Salazar has criticized the Los Angeles Unified School District saying “This school system for far too long has been denying them [Black and Hispanic students] human rights, basic human rights but doing it on purpose in order to keep them subservient, to subjugate them in society.”
Democratic candidate for the 40 District State Assembly, in New York, Inez Barron, pointed out that those who control the schools are “criminalizing our children” echoing panel moderator Paul Washington’s statement that Black “schools are a pipeline to prison.”
Mrs. Barron called for the “expansion of TAP” and “Beacon-type programs,” like the one created by Betty Dobson to help develop critically thinking children. Mrs. Barron also challenged New York City’s test-driven system and said that she is “opposed to just testing at the expense of other programs including music and art.”
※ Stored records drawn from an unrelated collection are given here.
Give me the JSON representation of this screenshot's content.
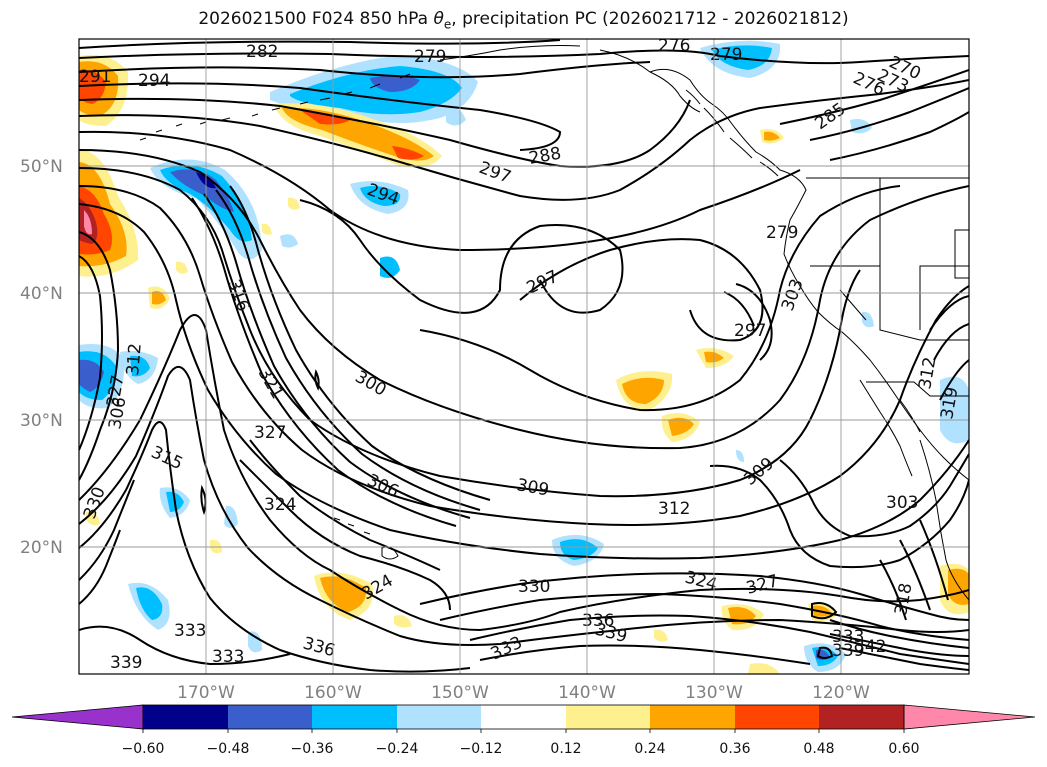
{
  "title": {
    "prefix": "2026021500 F024 850 hPa",
    "symbol": "θ",
    "subscript": "e",
    "suffix": ", precipitation PC (2026021712 - 2026021812)"
  },
  "map": {
    "lon_range": [
      -179,
      -109
    ],
    "lat_range": [
      10,
      60
    ],
    "lat_labels": [
      "20°N",
      "30°N",
      "40°N",
      "50°N"
    ],
    "lon_labels": [
      "170°W",
      "160°W",
      "150°W",
      "140°W",
      "130°W",
      "120°W"
    ],
    "contour_labels": [
      "282",
      "279",
      "276",
      "279",
      "270",
      "273",
      "276",
      "291",
      "294",
      "285",
      "297",
      "288",
      "294",
      "297",
      "279",
      "316",
      "303",
      "297",
      "309",
      "300",
      "327",
      "306",
      "312",
      "321",
      "327",
      "315",
      "306",
      "309",
      "312",
      "303",
      "330",
      "324",
      "324",
      "312",
      "324",
      "327",
      "318",
      "330",
      "336",
      "339",
      "333",
      "336",
      "333",
      "333",
      "339",
      "342",
      "333",
      "339",
      "319"
    ]
  },
  "colorbar": {
    "ticks": [
      "−0.60",
      "−0.48",
      "−0.36",
      "−0.24",
      "−0.12",
      "0.12",
      "0.24",
      "0.36",
      "0.48",
      "0.60"
    ],
    "colors": [
      "#9932cc",
      "#00008b",
      "#3a5fcd",
      "#00bfff",
      "#b0e2ff",
      "#ffffff",
      "#fff08f",
      "#ffa500",
      "#ff4500",
      "#b22222",
      "#ff88aa"
    ]
  }
}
Like the rest of the panel, she questioned the wisdom of having people who don’t have a background in education running an education system, like school Chancellor Joel Klein. At one point, she asked “how can he be a chancellor?” She stated that there are also many bad teachers in the profession and that “not everyone who has a degree can teach.”
Councilman Charles Barron declared that if the community wants real change in the school system for Blacks that “we must rise up” because it’s “not going to happen from the top down.” Barron said that we “must end mayoral control” of the city school system. New York City scholar, Sol Stern, has already articulated his opposition to mayoral control.
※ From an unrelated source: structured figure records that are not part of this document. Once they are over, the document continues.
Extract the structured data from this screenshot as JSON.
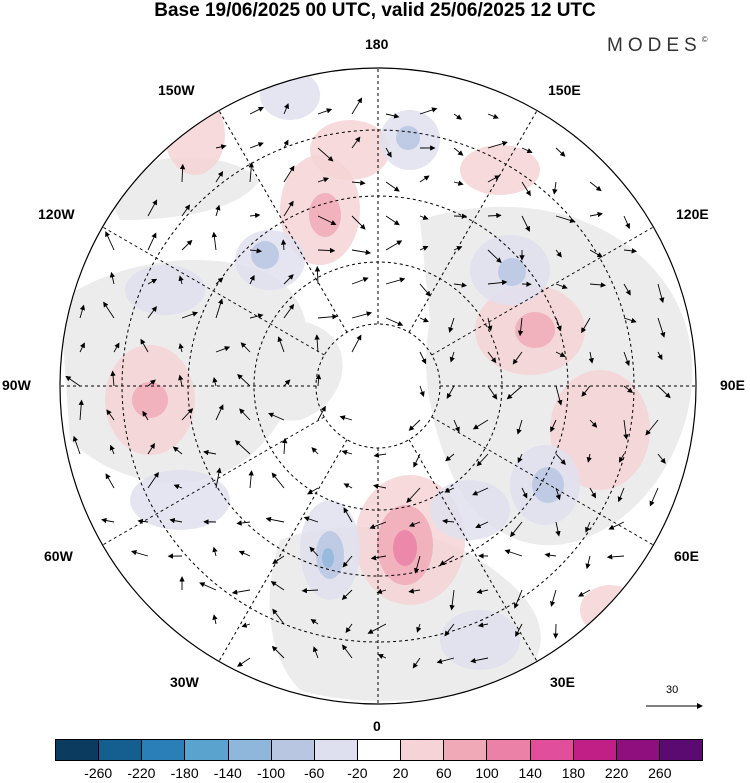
{
  "title": "Base 19/06/2025 00 UTC, valid 25/06/2025 12 UTC",
  "brand": "MODES",
  "brand_mark": "©",
  "longitude_labels": {
    "top": "180",
    "bottom": "0",
    "left": "90W",
    "right": "90E",
    "upper_left_1": "150W",
    "upper_left_2": "120W",
    "upper_right_1": "150E",
    "upper_right_2": "120E",
    "lower_left_1": "60W",
    "lower_left_2": "30W",
    "lower_right_1": "60E",
    "lower_right_2": "30E"
  },
  "reference_vector": "30",
  "colorbar": {
    "colors": [
      "#0b3b5e",
      "#145f8f",
      "#2a7fb8",
      "#5aa3cf",
      "#8fb7dc",
      "#b9c6e2",
      "#dfe0ef",
      "#ffffff",
      "#f6d3d6",
      "#f0aab7",
      "#eb81a7",
      "#e14e9b",
      "#c21f86",
      "#8e0f7d",
      "#5a0a70"
    ],
    "tick_labels": [
      "-260",
      "-220",
      "-180",
      "-140",
      "-100",
      "-60",
      "-20",
      "20",
      "60",
      "100",
      "140",
      "180",
      "220",
      "260"
    ]
  },
  "anomaly_colors": {
    "positive_light": "#f6d3d6",
    "positive_mid": "#f0aab7",
    "positive_strong": "#eb81a7",
    "negative_light": "#dfe0ef",
    "negative_mid": "#b9c6e2",
    "negative_strong": "#8fb7dc"
  }
}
In his 2007 essay, in City Journal Summer, Stern stated “extending mayoral control would be an invitation for the next politically ambitious mayor to keep undermining the credibility of the public education system that is so essential to our democracy.”
Barron also denounced the fact that although the city has a “$18 billion budget” it has cut “$450 million” most of which will be stripped from Black schools. When asked by a local teacher what the community must do about those school officials and administrators who are causing chaos in our schools, Barron replied “we must organize to get them out.”
He stated that we must get our students to expect excellence for themselves in academics because they need “education for liberation.” Councilman Barron proposed implementation through legislation of an African -American course, at the high school level, as a requirement for Blacks to graduate.